= Susan Miles =

British author

Susan Miles was the pen name of Ursula Wyllie Roberts (1887–1975).

==Biography==
She was born at Meerut in India, where her father was in the British army. He was Lieutenant-Colonel Robert John Humphrey Wyllie and her mother was Emily Titcomb.

Under her own name, she wrote a pamphlet The Cause of Purity and Women's Suffrage which was published by the Church League for Women's Suffrage in 1912.
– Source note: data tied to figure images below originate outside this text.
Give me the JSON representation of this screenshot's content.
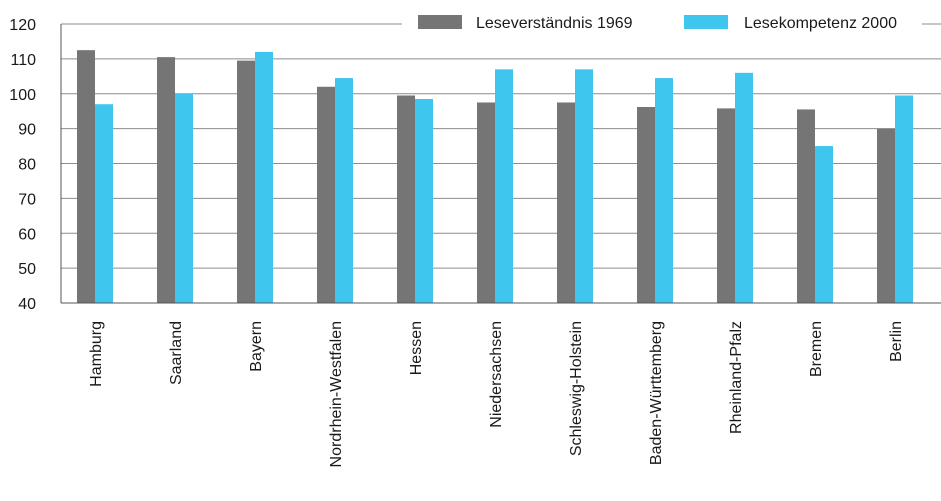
{
  "chart_data": {
    "type": "bar",
    "categories": [
      "Hamburg",
      "Saarland",
      "Bayern",
      "Nordrhein-Westfalen",
      "Hessen",
      "Niedersachsen",
      "Schleswig-Holstein",
      "Baden-Württemberg",
      "Rheinland-Pfalz",
      "Bremen",
      "Berlin"
    ],
    "series": [
      {
        "name": "Leseverständnis 1969",
        "color": "#757575",
        "values": [
          112.5,
          110.5,
          109.5,
          102,
          99.5,
          97.5,
          97.5,
          96.2,
          95.8,
          95.5,
          90
        ]
      },
      {
        "name": "Lesekompetenz 2000",
        "color": "#3fc6ef",
        "values": [
          97,
          100,
          112,
          104.5,
          98.5,
          107,
          107,
          104.5,
          106,
          85,
          99.5
        ]
      }
    ],
    "ylim": [
      40,
      120
    ],
    "yticks": [
      40,
      50,
      60,
      70,
      80,
      90,
      100,
      110,
      120
    ],
    "grid": true,
    "legend_position": "top-right",
    "title": "",
    "xlabel": "",
    "ylabel": ""
  }
}
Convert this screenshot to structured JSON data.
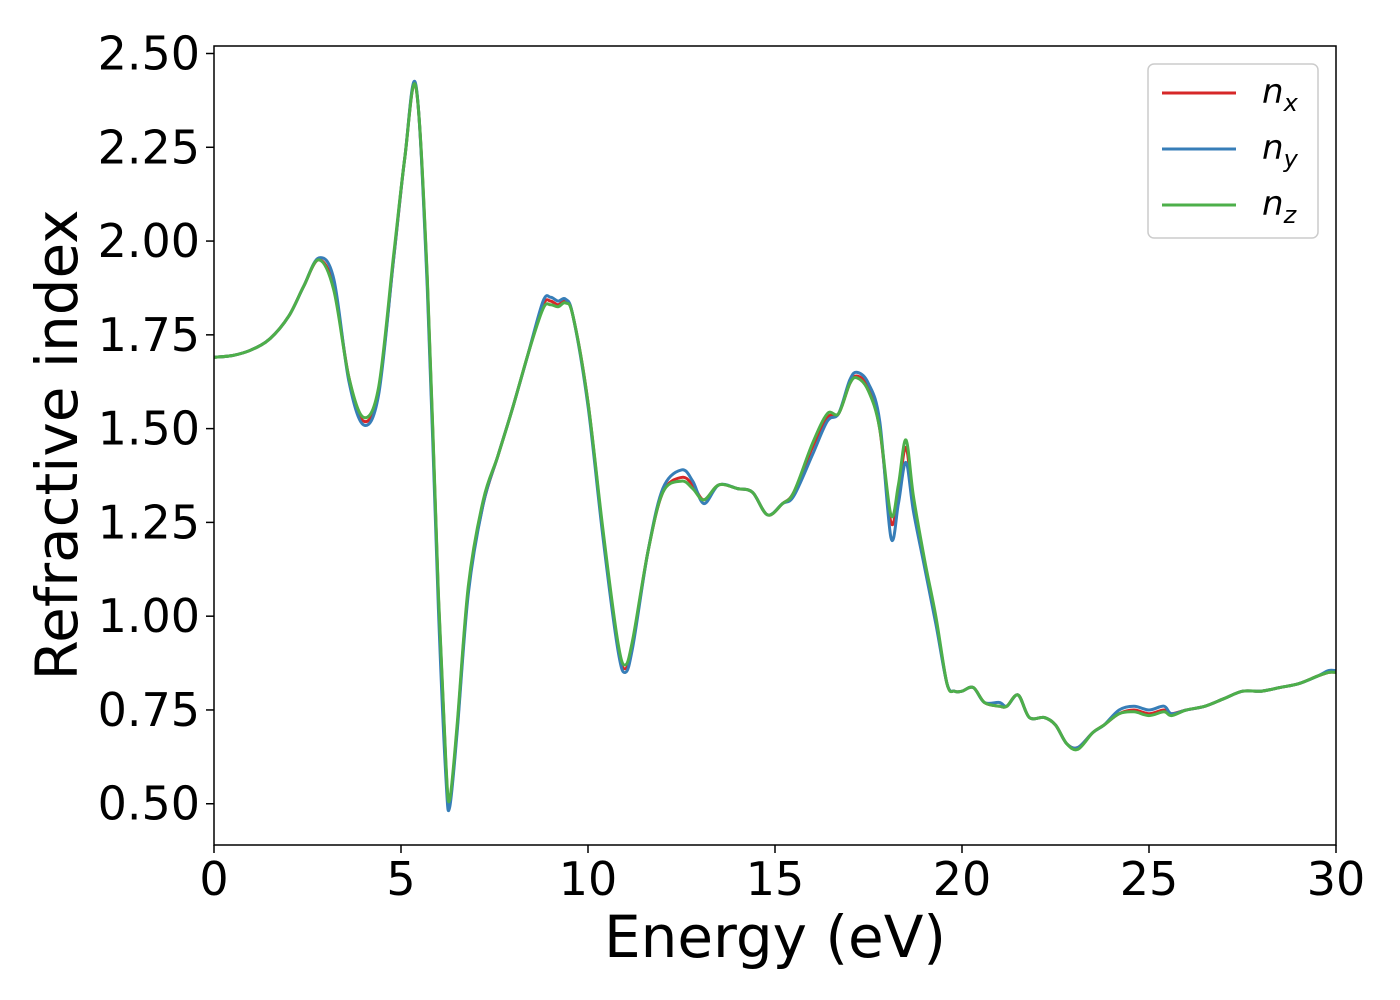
{
  "chart_data": {
    "type": "line",
    "title": "",
    "xlabel": "Energy (eV)",
    "ylabel": "Refractive index",
    "xlim": [
      0,
      30
    ],
    "ylim": [
      0.39,
      2.52
    ],
    "xticks": [
      0,
      5,
      10,
      15,
      20,
      25,
      30
    ],
    "xtick_labels": [
      "0",
      "5",
      "10",
      "15",
      "20",
      "25",
      "30"
    ],
    "yticks": [
      0.5,
      0.75,
      1.0,
      1.25,
      1.5,
      1.75,
      2.0,
      2.25,
      2.5
    ],
    "ytick_labels": [
      "0.50",
      "0.75",
      "1.00",
      "1.25",
      "1.50",
      "1.75",
      "2.00",
      "2.25",
      "2.50"
    ],
    "grid": false,
    "legend_position": "top-right",
    "series": [
      {
        "name": "n_x",
        "legend_base": "n",
        "legend_sub": "x",
        "color": "#d62728",
        "x": [
          0,
          0.5,
          1,
          1.5,
          2,
          2.4,
          2.8,
          3.2,
          3.6,
          4.0,
          4.4,
          4.8,
          5.1,
          5.4,
          5.7,
          6.0,
          6.2,
          6.3,
          6.5,
          6.8,
          7.2,
          7.6,
          8.0,
          8.4,
          8.8,
          9.0,
          9.2,
          9.4,
          9.6,
          10.0,
          10.4,
          10.8,
          11.0,
          11.2,
          11.6,
          12.0,
          12.5,
          12.8,
          13.1,
          13.5,
          14.0,
          14.4,
          14.8,
          15.2,
          15.5,
          16.0,
          16.4,
          16.7,
          17.0,
          17.2,
          17.5,
          17.8,
          18.1,
          18.3,
          18.5,
          18.7,
          19.0,
          19.3,
          19.6,
          19.8,
          20.0,
          20.3,
          20.6,
          21.0,
          21.2,
          21.5,
          21.8,
          22.2,
          22.5,
          22.8,
          23.1,
          23.5,
          23.8,
          24.2,
          24.6,
          25.0,
          25.4,
          25.6,
          26.0,
          26.5,
          27.0,
          27.5,
          28.0,
          28.5,
          29.0,
          29.5,
          29.8,
          30
        ],
        "y": [
          1.69,
          1.695,
          1.71,
          1.74,
          1.8,
          1.88,
          1.95,
          1.88,
          1.64,
          1.52,
          1.6,
          1.95,
          2.22,
          2.41,
          1.9,
          1.05,
          0.6,
          0.5,
          0.7,
          1.07,
          1.3,
          1.43,
          1.56,
          1.7,
          1.83,
          1.84,
          1.83,
          1.84,
          1.8,
          1.57,
          1.22,
          0.92,
          0.86,
          0.93,
          1.17,
          1.33,
          1.37,
          1.35,
          1.31,
          1.35,
          1.34,
          1.33,
          1.27,
          1.3,
          1.33,
          1.45,
          1.53,
          1.54,
          1.62,
          1.64,
          1.61,
          1.5,
          1.25,
          1.33,
          1.45,
          1.3,
          1.14,
          0.99,
          0.82,
          0.8,
          0.8,
          0.81,
          0.77,
          0.76,
          0.76,
          0.79,
          0.73,
          0.73,
          0.71,
          0.66,
          0.65,
          0.69,
          0.71,
          0.74,
          0.75,
          0.74,
          0.75,
          0.74,
          0.75,
          0.76,
          0.78,
          0.8,
          0.8,
          0.81,
          0.82,
          0.84,
          0.85,
          0.85
        ]
      },
      {
        "name": "n_y",
        "legend_base": "n",
        "legend_sub": "y",
        "color": "#377eb8",
        "x": [
          0,
          0.5,
          1,
          1.5,
          2,
          2.4,
          2.8,
          3.2,
          3.6,
          4.0,
          4.4,
          4.8,
          5.1,
          5.4,
          5.7,
          6.0,
          6.2,
          6.3,
          6.5,
          6.8,
          7.2,
          7.6,
          8.0,
          8.4,
          8.8,
          9.0,
          9.2,
          9.4,
          9.6,
          10.0,
          10.4,
          10.8,
          11.0,
          11.2,
          11.6,
          12.0,
          12.5,
          12.8,
          13.1,
          13.5,
          14.0,
          14.4,
          14.8,
          15.2,
          15.5,
          16.0,
          16.4,
          16.7,
          17.0,
          17.2,
          17.5,
          17.8,
          18.1,
          18.3,
          18.5,
          18.7,
          19.0,
          19.3,
          19.6,
          19.8,
          20.0,
          20.3,
          20.6,
          21.0,
          21.2,
          21.5,
          21.8,
          22.2,
          22.5,
          22.8,
          23.1,
          23.5,
          23.8,
          24.2,
          24.6,
          25.0,
          25.4,
          25.6,
          26.0,
          26.5,
          27.0,
          27.5,
          28.0,
          28.5,
          29.0,
          29.5,
          29.8,
          30
        ],
        "y": [
          1.69,
          1.695,
          1.71,
          1.74,
          1.8,
          1.88,
          1.955,
          1.9,
          1.63,
          1.51,
          1.59,
          1.95,
          2.22,
          2.415,
          1.88,
          1.02,
          0.57,
          0.49,
          0.69,
          1.06,
          1.3,
          1.43,
          1.56,
          1.7,
          1.84,
          1.85,
          1.84,
          1.845,
          1.8,
          1.56,
          1.21,
          0.91,
          0.85,
          0.92,
          1.17,
          1.34,
          1.39,
          1.36,
          1.3,
          1.35,
          1.34,
          1.33,
          1.27,
          1.3,
          1.32,
          1.43,
          1.52,
          1.54,
          1.63,
          1.65,
          1.62,
          1.52,
          1.21,
          1.3,
          1.41,
          1.28,
          1.13,
          0.98,
          0.82,
          0.8,
          0.8,
          0.81,
          0.77,
          0.77,
          0.76,
          0.79,
          0.73,
          0.73,
          0.71,
          0.66,
          0.65,
          0.69,
          0.71,
          0.75,
          0.76,
          0.75,
          0.76,
          0.74,
          0.75,
          0.76,
          0.78,
          0.8,
          0.8,
          0.81,
          0.82,
          0.84,
          0.855,
          0.855
        ]
      },
      {
        "name": "n_z",
        "legend_base": "n",
        "legend_sub": "z",
        "color": "#4daf4a",
        "x": [
          0,
          0.5,
          1,
          1.5,
          2,
          2.4,
          2.8,
          3.2,
          3.6,
          4.0,
          4.4,
          4.8,
          5.1,
          5.4,
          5.7,
          6.0,
          6.2,
          6.3,
          6.5,
          6.8,
          7.2,
          7.6,
          8.0,
          8.4,
          8.8,
          9.0,
          9.2,
          9.4,
          9.6,
          10.0,
          10.4,
          10.8,
          11.0,
          11.2,
          11.6,
          12.0,
          12.5,
          12.8,
          13.1,
          13.5,
          14.0,
          14.4,
          14.8,
          15.2,
          15.5,
          16.0,
          16.4,
          16.7,
          17.0,
          17.2,
          17.5,
          17.8,
          18.1,
          18.3,
          18.5,
          18.7,
          19.0,
          19.3,
          19.6,
          19.8,
          20.0,
          20.3,
          20.6,
          21.0,
          21.2,
          21.5,
          21.8,
          22.2,
          22.5,
          22.8,
          23.1,
          23.5,
          23.8,
          24.2,
          24.6,
          25.0,
          25.4,
          25.6,
          26.0,
          26.5,
          27.0,
          27.5,
          28.0,
          28.5,
          29.0,
          29.5,
          29.8,
          30
        ],
        "y": [
          1.69,
          1.695,
          1.71,
          1.74,
          1.8,
          1.88,
          1.95,
          1.87,
          1.64,
          1.53,
          1.61,
          1.96,
          2.22,
          2.41,
          1.91,
          1.06,
          0.61,
          0.51,
          0.71,
          1.08,
          1.31,
          1.43,
          1.56,
          1.7,
          1.82,
          1.83,
          1.825,
          1.835,
          1.8,
          1.57,
          1.23,
          0.93,
          0.87,
          0.94,
          1.17,
          1.33,
          1.36,
          1.34,
          1.31,
          1.35,
          1.34,
          1.33,
          1.27,
          1.3,
          1.33,
          1.46,
          1.54,
          1.54,
          1.62,
          1.635,
          1.6,
          1.5,
          1.27,
          1.35,
          1.47,
          1.32,
          1.15,
          1.0,
          0.82,
          0.8,
          0.8,
          0.81,
          0.77,
          0.76,
          0.76,
          0.79,
          0.73,
          0.73,
          0.71,
          0.66,
          0.645,
          0.69,
          0.71,
          0.74,
          0.745,
          0.735,
          0.745,
          0.735,
          0.75,
          0.76,
          0.78,
          0.8,
          0.8,
          0.81,
          0.82,
          0.84,
          0.85,
          0.85
        ]
      }
    ]
  }
}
As Susan Miles, she published several slim volumes of poetry: Dunch (1918), Annotations (1922), Little Mirrors (1923?), The Hares (1924), News! News! (1943?), Rainbows (1962), A Morsel of Gold (1962) and Epigrams and Jingles (1962) as well as the more famous novel in verse Lettice Delmer (1958, reprinted by Persephone Books in 2002), two other novels (Blind Men Crossing a Bridge (1934) and Rabboni (1942)) and a biography of her husband, Rev. William Corbett Roberts, Portrait of a Parson (1955). Dunch was sufficiently significant to earn her a reasonably positive mention in Harold Monro's often unforgiving Some Contemporary Poets (1920) and Herbert Palmer described her as "One [of] the most original" in the chapter on Women Poets in his 1938 study of post-Victorian poetry. She also edited Childhood in Verse and Prose (1923) and An Anthology of Youth in Verse and Prose (1925).